Bear with me a moment. 

Over-quality and under-quality are both errors. 

It's obvious why delivering too low quality is an error. Overly high quality is equally bad, because that means the resources could have been better spent somewhere else. In the context of highways the (very much simplified) setting would be that the road authority wants to maximize safety and has a fixed budget to do so. 

Roads are in varying condition and the better the condition, the higher the safety metric. Since investments mostly have diminishing returns, it's probable that improving the worst roads is going to have a larger impact than polishing the best roads further. 

This would lead there to be an "optimal" road condition with any given budget, which all roads would then regress towards. 

However, this isn't, what happens, why?

I chose a really bad example that's why, but anyway… 

The road condition needs of course to be weighted with the amount of traffic to have any sensible bearing to safety. Nobody cares about some random forest road where two tractors drive each year. 

With this in mind I can enjoy the smooth E18 without cognitive dissonance. The general point still holds though. If two roads have the same amount of traffic they should have similar repair budgets and condition, ceteris paribus - with other things being equal.  

Let’s give a couple of better examples. 

In customer service a long waiting time equals bad service (there are also more interesting ways to deliver bad service, but that's outside our scope this time, although would be fun to vent about). 

To reduce waiting times more customer representatives need to serve customers. Unless more customer representatives are employed, it means that waiting times need to be prolonged somewhere else. 

The worst situation is one where a part of the time representatives are idle and another time queues accumulate. The best situation is one with an equal waiting time at all times. 

Then the organization is running at capacity and the only way to improve (resource planning -wise) is to employ more staff.

Figure 1: Workforce demand and supply

The same holds true for an organization with a vehicle fleet, e.g. delivery service or waste management. There’s a tradeoff between probability of being late or causing overtime on routes and meeting all delivery targets & time-window requirements. 

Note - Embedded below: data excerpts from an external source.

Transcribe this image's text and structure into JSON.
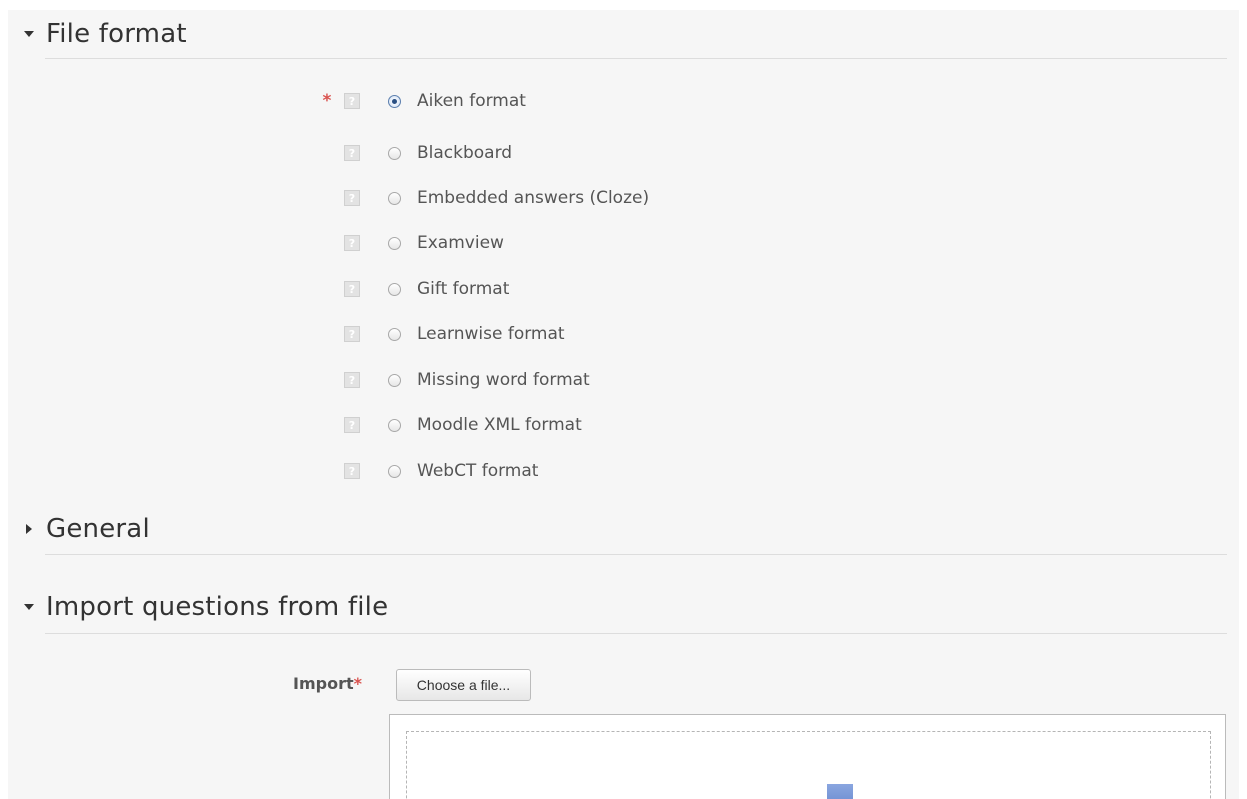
{
  "sections": {
    "file_format": {
      "title": "File format",
      "expanded": true
    },
    "general": {
      "title": "General",
      "expanded": false
    },
    "import": {
      "title": "Import questions from file",
      "expanded": true
    }
  },
  "file_format": {
    "required_marker": "*",
    "help_glyph": "?",
    "selected": "Aiken format",
    "options": [
      {
        "label": "Aiken format",
        "checked": true
      },
      {
        "label": "Blackboard",
        "checked": false
      },
      {
        "label": "Embedded answers (Cloze)",
        "checked": false
      },
      {
        "label": "Examview",
        "checked": false
      },
      {
        "label": "Gift format",
        "checked": false
      },
      {
        "label": "Learnwise format",
        "checked": false
      },
      {
        "label": "Missing word format",
        "checked": false
      },
      {
        "label": "Moodle XML format",
        "checked": false
      },
      {
        "label": "WebCT format",
        "checked": false
      }
    ]
  },
  "import_form": {
    "label": "Import",
    "required_marker": "*",
    "choose_button_label": "Choose a file...",
    "dropzone_icon": "download-arrow-icon"
  },
  "colors": {
    "required": "#d9534f",
    "radio_selected": "#2a4f82",
    "drop_arrow": "#6f8fd0"
  }
}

Overperforming on one metric such as being on time with one vehicle means other vehicles have a harder time meeting their targets. One way out is to monetize the metrics or set a certain service level requirement and plan all routes simultaneously, so the whole fleet operates at a similar level.

To summarize, in planning, mediocrity (or homogeneous quality if you want to sound fancier), is what one should strive for. When considering an ensemble of objects, equal quality is the overall-quality maximizing tactic.